„Wolę śmieszność pisania wierszy od śmieszności ich niepisania”
– napisała Wisława Szymborska w wierszu „Możliwości”.
Z dystansem, który ją cechował, potrafiła celnie uchwycić nie tylko absurd codzienności, ale i sens własnej twórczości. A mieszkała i tworzyła w Krakowie – mieście, które w niedzielę, 20 lipca 2025 roku, można było zobaczyć choć odrobinę jej oczami. Zorganizowany przez Krakowskie Forum Kultury spacer był okazją do przyjrzenia się bliżej życiu i twórczości noblistki.
Uczestnicy spaceru poznali między innymi kilka miejsc, w których mieszkała Szymborska: ul. Piastowską, Chocimską, Królewską, Krupniczą (Dom Literatów) oraz Radziwiłłowską.
Podczas spaceru przywoływano nie tylko miejsca, lecz także wiersze i fragmenty „Lektur nadobowiązkowych” – pełne humoru i jej charakterystycznego spojrzenia na rzeczywistość.
Park Szymborskiej, do którego również skierowali swe kroki uczestnicy spaceru, to nowe miejsce na mapie Krakowa, będące pomnikiem poetki. Został otwarty w 100. rocznicę urodzin noblistki, a jego kompozycja odzwierciedla gust i upodobania Wisławy Szymborskiej.

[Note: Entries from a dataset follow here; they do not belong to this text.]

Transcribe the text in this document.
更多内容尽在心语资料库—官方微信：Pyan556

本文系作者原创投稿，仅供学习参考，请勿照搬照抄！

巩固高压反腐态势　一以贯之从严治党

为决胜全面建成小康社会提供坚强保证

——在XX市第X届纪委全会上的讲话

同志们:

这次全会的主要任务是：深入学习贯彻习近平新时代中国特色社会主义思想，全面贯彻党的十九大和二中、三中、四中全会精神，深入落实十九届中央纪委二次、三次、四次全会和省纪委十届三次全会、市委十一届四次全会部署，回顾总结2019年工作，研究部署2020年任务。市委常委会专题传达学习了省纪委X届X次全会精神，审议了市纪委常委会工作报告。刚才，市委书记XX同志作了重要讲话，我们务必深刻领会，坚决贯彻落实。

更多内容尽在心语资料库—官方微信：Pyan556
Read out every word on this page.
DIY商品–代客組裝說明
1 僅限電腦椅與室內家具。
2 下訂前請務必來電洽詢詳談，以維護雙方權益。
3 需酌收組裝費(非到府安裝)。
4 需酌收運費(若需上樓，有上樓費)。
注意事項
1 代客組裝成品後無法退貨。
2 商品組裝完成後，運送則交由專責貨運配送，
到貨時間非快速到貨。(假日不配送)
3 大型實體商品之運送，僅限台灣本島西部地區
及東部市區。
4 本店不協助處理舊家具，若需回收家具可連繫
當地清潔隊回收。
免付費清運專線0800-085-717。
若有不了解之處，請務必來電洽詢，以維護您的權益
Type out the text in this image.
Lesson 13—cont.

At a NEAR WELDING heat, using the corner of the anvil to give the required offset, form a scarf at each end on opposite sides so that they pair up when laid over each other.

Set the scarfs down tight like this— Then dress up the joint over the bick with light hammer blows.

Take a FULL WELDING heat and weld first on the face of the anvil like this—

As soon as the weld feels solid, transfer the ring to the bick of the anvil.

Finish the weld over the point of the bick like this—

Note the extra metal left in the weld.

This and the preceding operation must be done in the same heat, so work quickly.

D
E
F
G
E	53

Znajdują się tam parasolki, które regularnie gubiła, ciekawie wkomponowane fragmenty wiersza „Możliwości” oraz mural z wierszem „Nic dwa razy”.
Trasa spaceru nie ominęła także miejsc związanych z czasem wolnym, życiem codziennym i pracą Szymborskiej. W redakcji „Życia Literackiego” przy ul. Wiślnej tworzyła kultową rubrykę „Poczta literacka”, a na Placu przy ul. Nowowiejskiej zaopatrywała się w „jarzynkę”,
Całość zakończyła się na Cmentarzu Rakowickim przy niepozornym grobie poetki. Spacer był zaproszeniem do wejścia w jej twórczość i życie nierozłącznie związane z Krakowem. To było jej miejsce – takie, do którego naprawdę pasowała.